Les hétérosexuels nés à l’étranger sont plus souvent diagnostiqués à l’occasion d’un bilan systématique (30%), notamment un bilan prénatal chez les femmes (19% (2) des femmes nées à l’étranger). Le dépistage orienté concerne environ 20% des découvertes chez les HSH et les hétérosexuels, qu’ils soient nés en France ou à l’étranger, plus rarement chez les UDI (12%). L’exposition récente au VIH est un motif de dépistage plus fréquent chez les HSH nés en France découvrant leur séropositivité (23%) que chez ceux nés à l’étranger (16%). Aucune évolution significative de la répartition de ces motifs de dépistage n’a été observée sur les trois dernières années chez les personnes nées en France découvrant leur séropositivité, que ce soit chez les HSH ou les hétérosexuels (figure 4).
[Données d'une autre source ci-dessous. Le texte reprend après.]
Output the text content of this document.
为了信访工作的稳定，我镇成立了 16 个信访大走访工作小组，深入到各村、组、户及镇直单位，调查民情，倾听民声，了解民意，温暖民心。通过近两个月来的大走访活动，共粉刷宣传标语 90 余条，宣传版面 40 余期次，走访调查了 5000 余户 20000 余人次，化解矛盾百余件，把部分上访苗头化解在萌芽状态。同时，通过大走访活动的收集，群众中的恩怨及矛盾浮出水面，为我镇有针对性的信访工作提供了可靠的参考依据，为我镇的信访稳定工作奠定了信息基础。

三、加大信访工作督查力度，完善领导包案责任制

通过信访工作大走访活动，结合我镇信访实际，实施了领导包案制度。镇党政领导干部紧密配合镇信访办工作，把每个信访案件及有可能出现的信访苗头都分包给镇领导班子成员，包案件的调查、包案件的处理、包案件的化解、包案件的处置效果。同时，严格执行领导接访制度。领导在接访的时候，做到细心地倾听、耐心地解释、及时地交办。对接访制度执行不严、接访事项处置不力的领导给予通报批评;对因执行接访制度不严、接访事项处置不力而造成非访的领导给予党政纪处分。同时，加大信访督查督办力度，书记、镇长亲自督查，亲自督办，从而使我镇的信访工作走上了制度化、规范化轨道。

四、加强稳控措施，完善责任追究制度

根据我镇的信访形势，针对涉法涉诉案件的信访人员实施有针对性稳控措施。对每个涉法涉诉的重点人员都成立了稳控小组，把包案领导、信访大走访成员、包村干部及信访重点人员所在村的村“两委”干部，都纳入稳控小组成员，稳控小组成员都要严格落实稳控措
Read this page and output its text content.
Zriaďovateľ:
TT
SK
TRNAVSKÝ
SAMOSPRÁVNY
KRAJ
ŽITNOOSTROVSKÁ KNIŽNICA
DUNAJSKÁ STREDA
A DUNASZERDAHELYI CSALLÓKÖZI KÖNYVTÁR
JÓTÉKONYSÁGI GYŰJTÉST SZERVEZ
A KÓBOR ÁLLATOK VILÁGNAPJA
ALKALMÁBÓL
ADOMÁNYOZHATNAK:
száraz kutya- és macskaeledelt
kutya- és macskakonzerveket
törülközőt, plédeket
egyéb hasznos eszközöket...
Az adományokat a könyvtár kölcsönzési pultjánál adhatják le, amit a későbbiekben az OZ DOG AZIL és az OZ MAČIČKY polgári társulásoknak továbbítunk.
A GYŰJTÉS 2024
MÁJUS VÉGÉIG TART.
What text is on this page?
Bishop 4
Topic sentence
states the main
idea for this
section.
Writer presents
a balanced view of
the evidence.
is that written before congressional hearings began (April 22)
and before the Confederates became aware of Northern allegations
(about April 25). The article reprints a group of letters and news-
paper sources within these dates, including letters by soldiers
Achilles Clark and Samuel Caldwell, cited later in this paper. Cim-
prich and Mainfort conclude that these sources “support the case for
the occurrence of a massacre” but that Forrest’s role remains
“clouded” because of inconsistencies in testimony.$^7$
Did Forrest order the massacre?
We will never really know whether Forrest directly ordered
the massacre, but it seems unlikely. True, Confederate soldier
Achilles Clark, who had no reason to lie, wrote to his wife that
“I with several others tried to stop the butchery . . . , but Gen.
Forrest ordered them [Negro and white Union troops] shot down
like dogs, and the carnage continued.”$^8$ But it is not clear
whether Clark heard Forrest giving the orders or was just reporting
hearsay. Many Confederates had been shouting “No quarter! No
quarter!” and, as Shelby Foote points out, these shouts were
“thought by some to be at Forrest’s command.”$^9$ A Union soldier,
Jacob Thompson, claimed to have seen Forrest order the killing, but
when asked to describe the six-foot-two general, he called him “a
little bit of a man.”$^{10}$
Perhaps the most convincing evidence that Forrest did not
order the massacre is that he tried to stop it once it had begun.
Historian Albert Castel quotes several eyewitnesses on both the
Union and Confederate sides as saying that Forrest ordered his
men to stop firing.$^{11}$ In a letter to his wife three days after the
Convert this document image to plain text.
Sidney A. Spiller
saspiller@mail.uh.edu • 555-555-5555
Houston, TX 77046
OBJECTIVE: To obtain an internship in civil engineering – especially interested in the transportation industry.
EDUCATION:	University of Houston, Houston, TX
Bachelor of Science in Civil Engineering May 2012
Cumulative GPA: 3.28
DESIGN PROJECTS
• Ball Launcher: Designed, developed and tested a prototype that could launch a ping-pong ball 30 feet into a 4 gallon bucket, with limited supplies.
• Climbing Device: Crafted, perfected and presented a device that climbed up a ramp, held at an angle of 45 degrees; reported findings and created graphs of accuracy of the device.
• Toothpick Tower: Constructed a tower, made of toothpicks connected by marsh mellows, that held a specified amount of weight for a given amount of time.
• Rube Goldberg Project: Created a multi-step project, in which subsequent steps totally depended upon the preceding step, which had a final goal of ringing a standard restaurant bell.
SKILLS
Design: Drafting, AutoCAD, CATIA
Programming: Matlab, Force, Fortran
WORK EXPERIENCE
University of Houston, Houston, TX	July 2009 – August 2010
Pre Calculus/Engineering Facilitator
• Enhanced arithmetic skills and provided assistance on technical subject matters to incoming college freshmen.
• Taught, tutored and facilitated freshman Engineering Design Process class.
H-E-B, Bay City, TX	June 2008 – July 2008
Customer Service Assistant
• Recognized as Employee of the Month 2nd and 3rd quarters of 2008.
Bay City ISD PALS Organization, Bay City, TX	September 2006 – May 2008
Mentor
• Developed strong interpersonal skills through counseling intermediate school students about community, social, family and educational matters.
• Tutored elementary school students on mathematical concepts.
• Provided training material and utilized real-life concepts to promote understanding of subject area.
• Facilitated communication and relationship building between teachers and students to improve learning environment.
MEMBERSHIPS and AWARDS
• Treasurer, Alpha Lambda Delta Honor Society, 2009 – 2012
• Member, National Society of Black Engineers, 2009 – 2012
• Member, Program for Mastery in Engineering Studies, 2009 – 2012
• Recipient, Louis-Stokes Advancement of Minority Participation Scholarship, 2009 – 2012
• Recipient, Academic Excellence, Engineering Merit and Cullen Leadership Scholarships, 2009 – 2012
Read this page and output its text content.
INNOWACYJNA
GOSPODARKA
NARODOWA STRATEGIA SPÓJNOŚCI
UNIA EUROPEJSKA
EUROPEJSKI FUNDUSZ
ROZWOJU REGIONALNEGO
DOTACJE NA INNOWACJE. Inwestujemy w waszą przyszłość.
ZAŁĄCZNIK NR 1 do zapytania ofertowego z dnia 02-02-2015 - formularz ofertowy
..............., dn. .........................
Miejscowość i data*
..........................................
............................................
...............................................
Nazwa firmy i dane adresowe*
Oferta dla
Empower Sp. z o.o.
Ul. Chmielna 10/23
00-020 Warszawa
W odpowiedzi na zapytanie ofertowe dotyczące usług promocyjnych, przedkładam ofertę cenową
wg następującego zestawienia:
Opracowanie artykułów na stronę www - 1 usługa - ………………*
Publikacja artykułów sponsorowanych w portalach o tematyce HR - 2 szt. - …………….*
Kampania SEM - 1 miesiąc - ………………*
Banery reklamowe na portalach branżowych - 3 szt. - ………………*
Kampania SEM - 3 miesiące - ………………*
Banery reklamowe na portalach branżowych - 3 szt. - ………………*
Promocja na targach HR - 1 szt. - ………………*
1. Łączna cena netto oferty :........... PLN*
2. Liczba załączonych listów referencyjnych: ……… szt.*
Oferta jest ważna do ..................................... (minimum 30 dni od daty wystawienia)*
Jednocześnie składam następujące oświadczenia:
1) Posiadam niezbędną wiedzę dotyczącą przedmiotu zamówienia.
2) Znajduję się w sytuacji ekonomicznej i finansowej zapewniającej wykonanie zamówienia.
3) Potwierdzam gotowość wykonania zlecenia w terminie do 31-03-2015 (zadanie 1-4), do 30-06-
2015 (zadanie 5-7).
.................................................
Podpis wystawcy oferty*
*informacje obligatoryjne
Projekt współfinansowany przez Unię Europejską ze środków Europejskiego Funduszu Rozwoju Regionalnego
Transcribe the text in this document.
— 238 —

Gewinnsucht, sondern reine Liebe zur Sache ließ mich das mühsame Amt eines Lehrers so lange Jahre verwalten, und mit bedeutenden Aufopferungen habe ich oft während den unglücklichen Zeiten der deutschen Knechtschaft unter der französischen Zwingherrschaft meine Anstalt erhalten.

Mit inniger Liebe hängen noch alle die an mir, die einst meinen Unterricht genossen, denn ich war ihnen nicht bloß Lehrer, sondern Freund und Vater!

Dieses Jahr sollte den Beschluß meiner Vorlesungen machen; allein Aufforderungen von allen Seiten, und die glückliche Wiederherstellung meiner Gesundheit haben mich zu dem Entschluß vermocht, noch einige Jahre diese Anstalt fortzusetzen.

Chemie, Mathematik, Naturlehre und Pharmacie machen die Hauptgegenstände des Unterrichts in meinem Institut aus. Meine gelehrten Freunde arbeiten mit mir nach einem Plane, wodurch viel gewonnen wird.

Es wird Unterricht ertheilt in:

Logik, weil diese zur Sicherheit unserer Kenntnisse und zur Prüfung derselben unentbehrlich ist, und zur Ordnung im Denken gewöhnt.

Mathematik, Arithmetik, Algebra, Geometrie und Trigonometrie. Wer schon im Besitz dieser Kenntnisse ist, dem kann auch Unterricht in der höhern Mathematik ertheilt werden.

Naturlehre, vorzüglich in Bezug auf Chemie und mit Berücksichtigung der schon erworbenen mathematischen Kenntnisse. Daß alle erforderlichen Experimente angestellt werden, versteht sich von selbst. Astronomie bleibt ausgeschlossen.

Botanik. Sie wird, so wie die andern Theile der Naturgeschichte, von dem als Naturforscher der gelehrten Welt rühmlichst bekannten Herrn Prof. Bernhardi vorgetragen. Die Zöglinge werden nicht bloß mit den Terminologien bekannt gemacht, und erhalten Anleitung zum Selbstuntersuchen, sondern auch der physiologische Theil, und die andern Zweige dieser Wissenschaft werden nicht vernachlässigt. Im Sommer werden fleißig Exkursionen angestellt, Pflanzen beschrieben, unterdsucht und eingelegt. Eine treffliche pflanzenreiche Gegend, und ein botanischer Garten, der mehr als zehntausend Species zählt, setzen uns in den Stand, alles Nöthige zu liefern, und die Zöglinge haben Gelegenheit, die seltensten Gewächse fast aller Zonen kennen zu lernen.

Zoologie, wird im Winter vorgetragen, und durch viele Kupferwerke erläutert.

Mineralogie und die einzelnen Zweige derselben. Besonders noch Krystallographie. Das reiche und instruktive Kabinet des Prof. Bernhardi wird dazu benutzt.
Les hétérosexuels nés à l’étranger constituent la seule population pour laquelle la part des dépistages orientés parmi les découvertes de séropositivité continue à augmenter.

Parmi les découvertes de séropositivité en 2018, 21% résultaient d’une sérologie réalisée à la demande du patient et 79% à l’initiative du professionnel de santé (3). Les HSH ont plus souvent l’initiative de la demande de sérologie (30%) que les hétérosexuels (16%). Cette répartition est différente quand le motif du test est une exposition récente au VIH : dans cette situation, la sérologie est majoritairement à l’initiative du patient (54%).

Diagnostics précoces

Les diagnostics précoces, définis par un profil de séroconversion, un stade clinique de primo-infection ou un test d’infection récente positif, représentent 25% des découvertes chez les adultes en 2018, proportion stable par rapport aux années précédentes.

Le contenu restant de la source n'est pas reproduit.